1)built the new tab list by moving indexwise from left to right,
so moving 4 to index=0, moving 3 to index=1, moving 5 to index=2, moving 1 to index=3, moving 2 to index=4,moving 0 to index=5.
so doing the needed move operations based on the index of the final lsit.
2) go the not-efficient way and also take stuff from left to right, so former 4,3,5,1,2,0 in that order, simply at the end of the line.
after going through it all, stuff will jsut end up at the right position by itself this way :-/

Sa thing is that both ways dont take into account the former positioning, like if all stuff is in the right positions except for just 1 or 2 things, it still will have to move all items once.
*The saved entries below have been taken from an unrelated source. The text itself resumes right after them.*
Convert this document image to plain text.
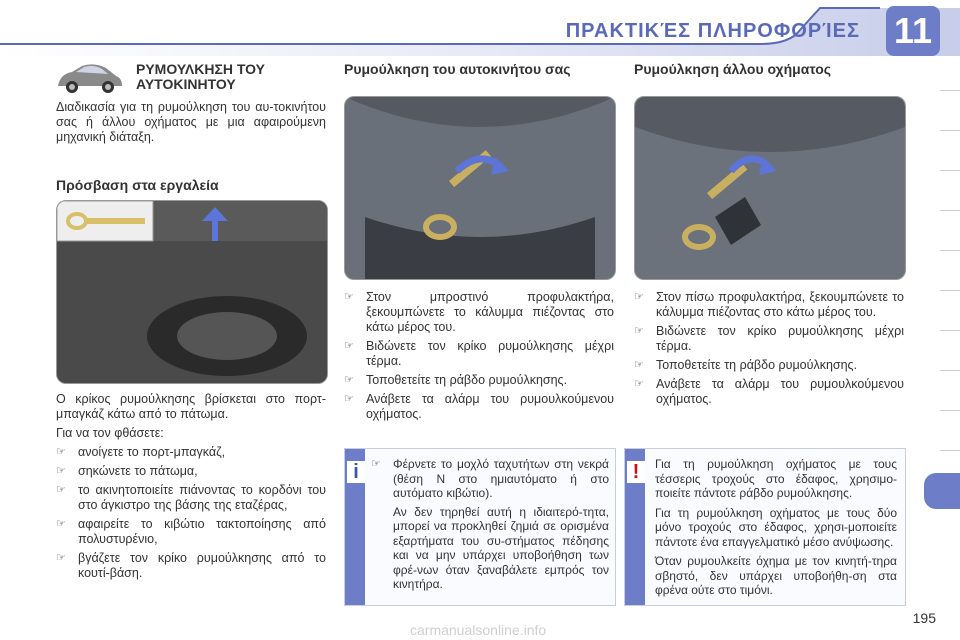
ΠΡΑΚΤΙΚΈΣ ΠΛΗΡΟΦΟΡΊΕΣ 11
ΡΥΜΟΥΛΚΗΣΗ ΤΟΥ ΑΥΤΟΚΙΝΗΤΟΥ

Διαδικασία για τη ρυμούλκηση του αυ-τοκινήτου σας ή άλλου οχήματος με μια αφαιρούμενη μηχανική διάταξη.

Πρόσβαση στα εργαλεία

Ο κρίκος ρυμούλκησης βρίσκεται στο πορτ-μπαγκάζ κάτω από το πάτωμα.

Για να τον φθάσετε:

☞ ανοίγετε το πορτ-μπαγκάζ,
☞ σηκώνετε το πάτωμα,
☞ το ακινητοποιείτε πιάνοντας το κορδόνι του στο άγκιστρο της βάσης της εταζέρας,
☞ αφαιρείτε το κιβώτιο τακτοποίησης από πολυστυρένιο,
☞ βγάζετε τον κρίκο ρυμούλκησης από το κουτί-βάση.
Ρυμούλκηση του αυτοκινήτου σας
☞ Στον μπροστινό προφυλακτήρα, ξεκουμπώνετε το κάλυμμα πιέζοντας στο κάτω μέρος του.
☞ Βιδώνετε τον κρίκο ρυμούλκησης μέχρι τέρμα.
☞ Τοποθετείτε τη ράβδο ρυμούλκησης.
☞ Ανάβετε τα αλάρμ του ρυμουλκούμενου οχήματος.
i	☞ Φέρνετε το μοχλό ταχυτήτων στη νεκρά (θέση N στο ημιαυτόματο ή στο αυτόματο κιβώτιο).

Αν δεν τηρηθεί αυτή η ιδιαιτερό-τητα, μπορεί να προκληθεί ζημιά σε ορισμένα εξαρτήματα του συ-στήματος πέδησης και να μην υπάρχει υποβοήθηση των φρέ-νων όταν ξαναβάλετε εμπρός τον κινητήρα.

Ρυμούλκηση άλλου οχήματος
☞ Στον πίσω προφυλακτήρα, ξεκουμπώνετε το κάλυμμα πιέζοντας στο κάτω μέρος του.
☞ Βιδώνετε τον κρίκο ρυμούλκησης μέχρι τέρμα.
☞ Τοποθετείτε τη ράβδο ρυμούλκησης.
☞ Ανάβετε τα αλάρμ του ρυμουλκούμενου οχήματος.
!	Για τη ρυμούλκηση οχήματος με τους τέσσερις τροχούς στο έδαφος, χρησιμο-ποιείτε πάντοτε ράβδο ρυμούλκησης.

Για τη ρυμούλκηση οχήματος με τους δύο μόνο τροχούς στο έδαφος, χρησι-μοποιείτε πάντοτε ένα επαγγελματικό μέσο ανύψωσης.

Όταν ρυμουλκείτε όχημα με τον κινητή-τηρα σβηστό, δεν υπάρχει υποβοήθη-ση στα φρένα ούτε στο τιμόνι.

195
carmanualsonline.info
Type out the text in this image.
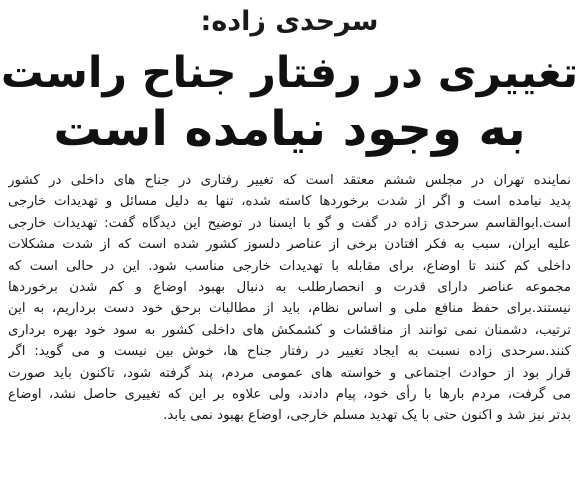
سرحدی زاده:
تغییری در رفتار جناح راست
به وجود نیامده است
نماینده تهران در مجلس ششم معتقد است که تغییر رفتاری در جناح های داخلی در کشور
پدید نیامده است و اگر از شدت برخوردها کاسته شده، تنها به دلیل مسائل و تهدیدات خارجی
است.ابوالقاسم سرحدی زاده در گفت و گو با ایسنا در توضیح این دیدگاه گفت: تهدیدات خارجی
علیه ایران، سبب به فکر افتادن برخی از عناصر دلسوز کشور شده است که از شدت مشکلات
داخلی کم کنند تا اوضاع، برای مقابله با تهدیدات خارجی مناسب شود. این در حالی است که
مجموعه عناصر دارای قدرت و انحصارطلب به دنبال بهبود اوضاع و کم شدن برخوردها
نیستند.برای حفظ منافع ملی و اساس نظام، باید از مطالبات برحق خود دست برداریم، به این
ترتیب، دشمنان نمی توانند از مناقشات و کشمکش های داخلی کشور به سود خود بهره برداری
کنند.سرحدی زاده نسبت به ایجاد تغییر در رفتار جناح ها، خوش بین نیست و می گوید: اگر
قرار بود از حوادث اجتماعی و خواسته های عمومی مردم، پند گرفته شود، تاکنون باید صورت
می گرفت، مردم بارها با رأی خود، پیام دادند، ولی علاوه بر این که تغییری حاصل نشد، اوضاع
بدتر نیز شد و اکنون حتی با یک تهدید مسلم خارجی، اوضاع بهبود نمی یابد.
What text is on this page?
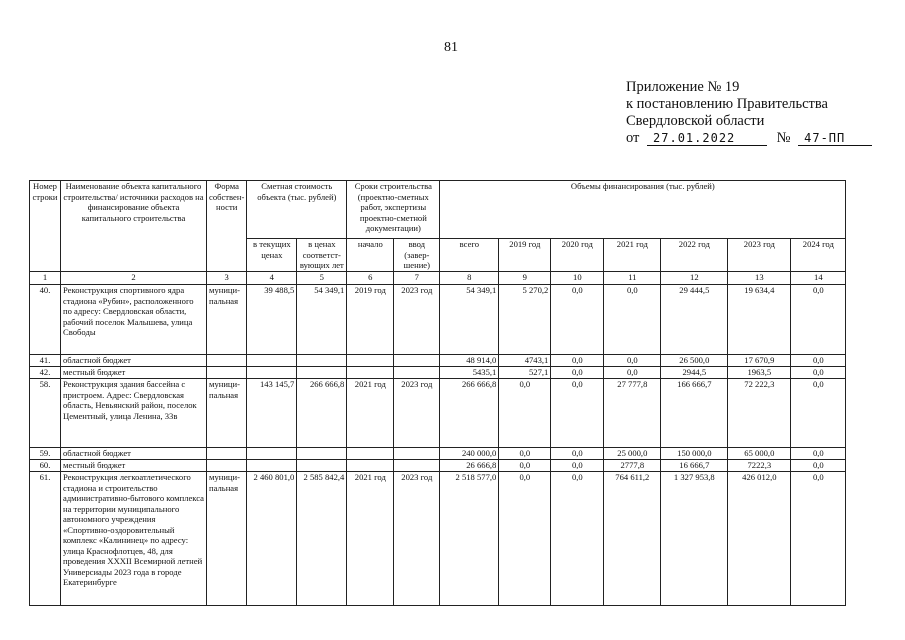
81
Приложение № 19
к постановлению Правительства
Свердловской области
от 27.01.2022	№ 47-ПП
Номер строки	Наименование объекта капитального строительства/ источники расходов на финансирование объекта капитального строительства	Форма собствен-ности	Сметная стоимость объекта (тыс. рублей)		Сроки строительства (проектно-сметных работ, экспертизы проектно-сметной документации)		Объемы финансирования (тыс. рублей)						
			в текущих ценах	в ценах соответст-вующих лет	начало	ввод (завер-шение)	всего	2019 год	2020 год	2021 год	2022 год	2023 год	2024 год
1	2	3	4	5	6	7	8	9	10	11	12	13	14
40.	Реконструкция спортивного ядра стадиона «Рубин», расположенного по адресу: Свердловская области, рабочий поселок Малышева, улица Свободы	муници-пальная	39 488,5	54 349,1	2019 год	2023 год	54 349,1	5 270,2	0,0	0,0	29 444,5	19 634,4	0,0
41.	областной бюджет						48 914,0	4743,1	0,0	0,0	26 500,0	17 670,9	0,0
42.	местный бюджет						5435,1	527,1	0,0	0,0	2944,5	1963,5	0,0
58.	Реконструкция здания бассейна с пристроем. Адрес: Свердловская область, Невьянский район, поселок Цементный, улица Ленина, 33в	муници-пальная	143 145,7	266 666,8	2021 год	2023 год	266 666,8	0,0	0,0	27 777,8	166 666,7	72 222,3	0,0
59.	областной бюджет						240 000,0	0,0	0,0	25 000,0	150 000,0	65 000,0	0,0
60.	местный бюджет						26 666,8	0,0	0,0	2777,8	16 666,7	7222,3	0,0
61.	Реконструкция легкоатлетического стадиона и строительство административно-бытового комплекса на территории муниципального автономного учреждения «Спортивно-оздоровительный комплекс «Калининец» по адресу: улица Краснофлотцев, 48, для проведения XXXII Всемирной летней Универсиады 2023 года в городе Екатеринбурге	муници-пальная	2 460 801,0	2 585 842,4	2021 год	2023 год	2 518 577,0	0,0	0,0	764 611,2	1 327 953,8	426 012,0	0,0
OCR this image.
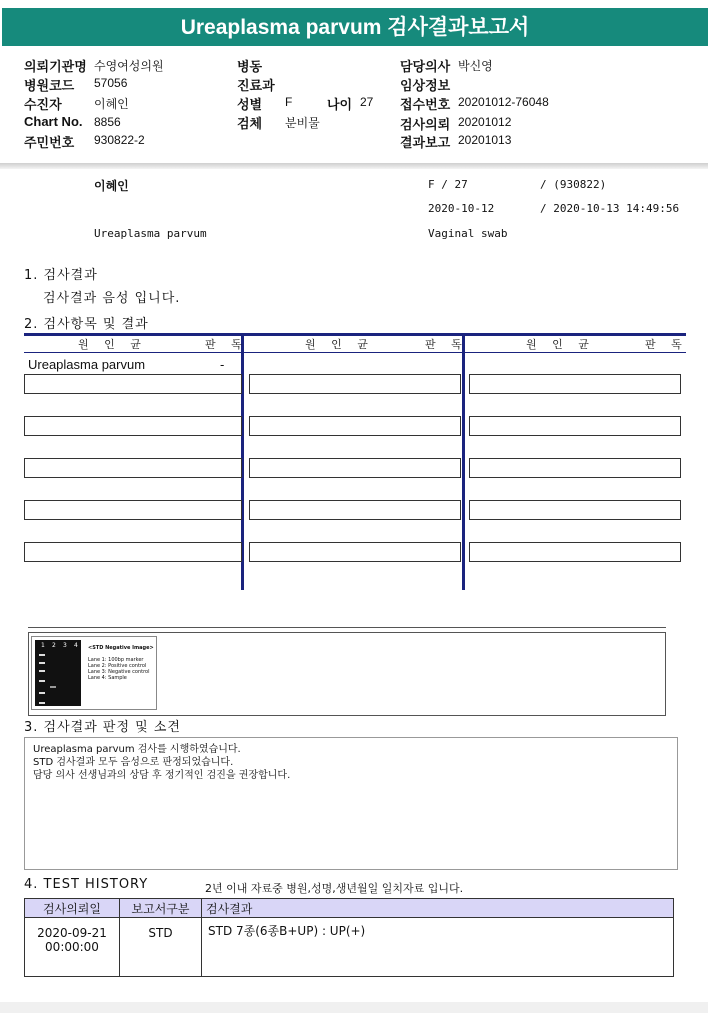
Ureaplasma parvum 검사결과보고서
의뢰기관명 수영여성의원
병원코드 57056
수진자	이혜인
Chart No. 8856
주민번호 930822-2
병동
진료과
성별 F	나이 27
검체 분비물
담당의사 박신영
임상정보
접수번호 20201012-76048
검사의뢰 20201012
결과보고 20201013
이혜인	F / 27	/ (930822)
2020-10-12	/ 2020-10-13 14:49:56
Ureaplasma parvum	Vaginal swab
1. 검사결과
검사결과 음성 입니다.
2. 검사항목 및 결과
원 인 균	판 독	원 인 균	판 독	원 인 균	판 독
Ureaplasma parvum	-
1 2 3 4 <STD Negative Image>
Lane 1: 100bp marker
Lane 2: Positive control
Lane 3: Negative control
Lane 4: Sample
3. 검사결과 판정 및 소견
Ureaplasma parvum 검사를 시행하였습니다.
STD 검사결과 모두 음성으로 판정되었습니다.
담당 의사 선생님과의 상담 후 정기적인 검진을 권장합니다.
4. TEST HISTORY	2년 이내 자료중 병원,성명,생년월일 일치자료 입니다.
검사의뢰일	보고서구분	검사결과

2020-09-21
00:00:00	STD	STD 7종(6종B+UP) : UP(+)
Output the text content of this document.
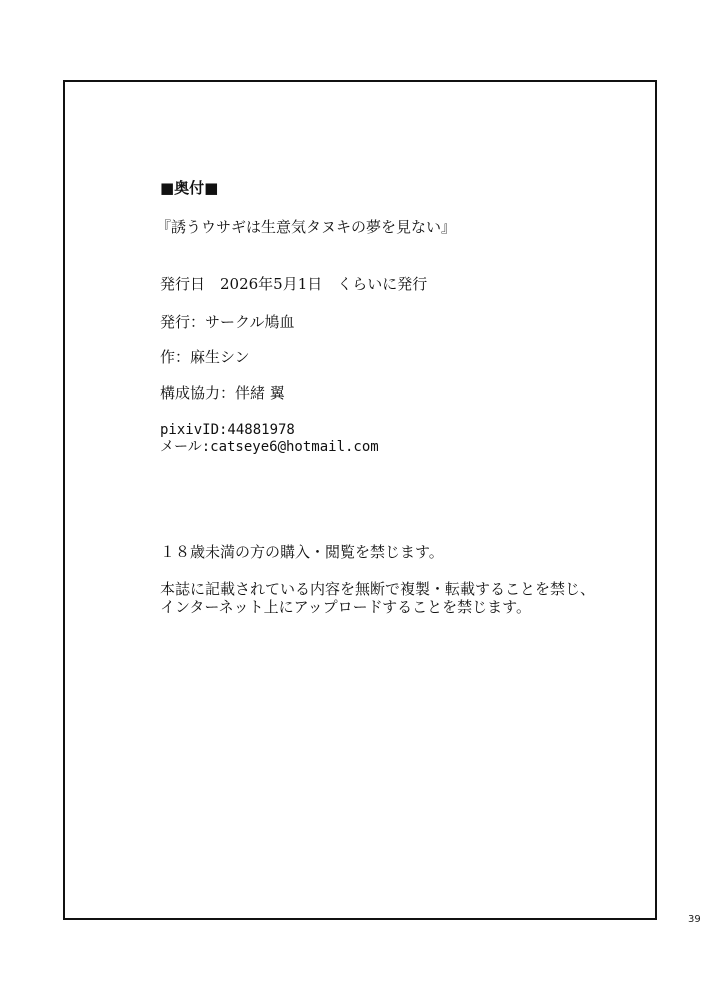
■奥付■
『誘うウサギは生意気タヌキの夢を見ない』
発行日　2026年5月1日　くらいに発行
発行：サークル鳩血
作：麻生シン
構成協力：伴緒 翼
pixivID:44881978
メール:catseye6@hotmail.com
１８歳未満の方の購入・閲覧を禁じます。
本誌に記載されている内容を無断で複製・転載することを禁じ、
インターネット上にアップロードすることを禁じます。
39
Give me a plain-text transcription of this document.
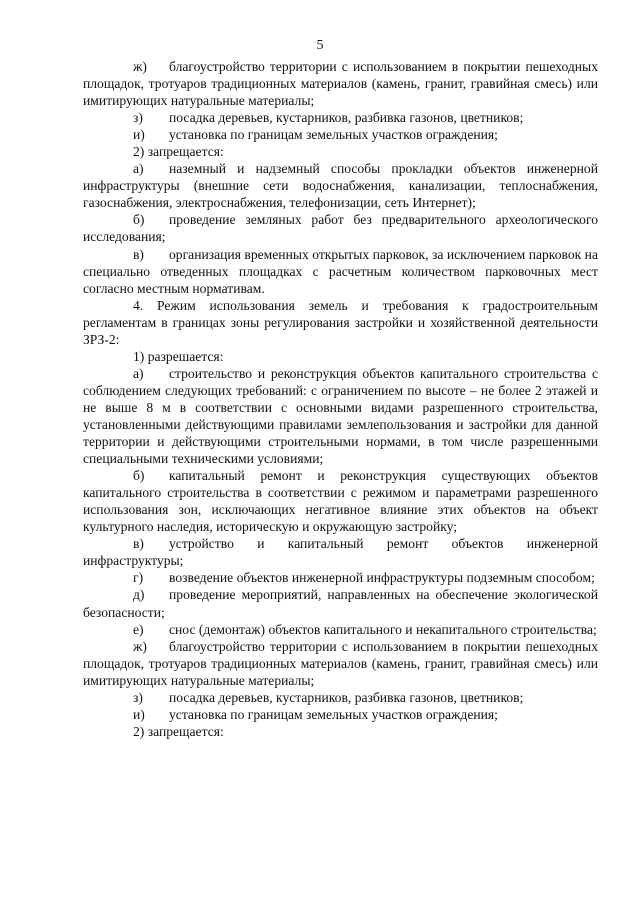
5

ж) благоустройство территории с использованием в покрытии пешеходных площадок, тротуаров традиционных материалов (камень, гранит, гравийная смесь) или имитирующих натуральные материалы;

з) посадка деревьев, кустарников, разбивка газонов, цветников;

и) установка по границам земельных участков ограждения;

2) запрещается:

а) наземный и надземный способы прокладки объектов инженерной инфраструктуры (внешние сети водоснабжения, канализации, теплоснабжения, газоснабжения, электроснабжения, телефонизации, сеть Интернет);

б) проведение земляных работ без предварительного археологического исследования;

в) организация временных открытых парковок, за исключением парковок на специально отведенных площадках с расчетным количеством парковочных мест согласно местным нормативам.

4. Режим использования земель и требования к градостроительным регламентам в границах зоны регулирования застройки и хозяйственной деятельности ЗРЗ-2:

1) разрешается:

а) строительство и реконструкция объектов капитального строительства с соблюдением следующих требований: с ограничением по высоте – не более 2 этажей и не выше 8 м в соответствии с основными видами разрешенного строительства, установленными действующими правилами землепользования и застройки для данной территории и действующими строительными нормами, в том числе разрешенными специальными техническими условиями;

б) капитальный ремонт и реконструкция существующих объектов капитального строительства в соответствии с режимом и параметрами разрешенного использования зон, исключающих негативное влияние этих объектов на объект культурного наследия, историческую и окружающую застройку;

в) устройство и капитальный ремонт объектов инженерной инфраструктуры;

г) возведение объектов инженерной инфраструктуры подземным способом;

д) проведение мероприятий, направленных на обеспечение экологической безопасности;

е) снос (демонтаж) объектов капитального и некапитального строительства;

ж) благоустройство территории с использованием в покрытии пешеходных площадок, тротуаров традиционных материалов (камень, гранит, гравийная смесь) или имитирующих натуральные материалы;

з) посадка деревьев, кустарников, разбивка газонов, цветников;

и) установка по границам земельных участков ограждения;

2) запрещается:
I dont know I jsut have no really good plan to move stuff. :-/

But the changed index doesn’t matter since move() selects the tab by tabId (not index), doesn’t it?

let moving = browser.tabs.move(
  tabIds,              // integer or integer array
  moveProperties       // object
)

When we have an array of sorted tabIds, we can use the tabId to select the tab and the index of the array to determine the move target. When we loop through the array we move the tabs to the target spots from left to right (indexes 0 to array.length -1).

It’s true that we issue a move() command to every tab even if there are no changes at all, but to know how efficient (or inefficient) that is, we need to measure the performance. (How long does it take for 100 tabs?, 1000 tabs?).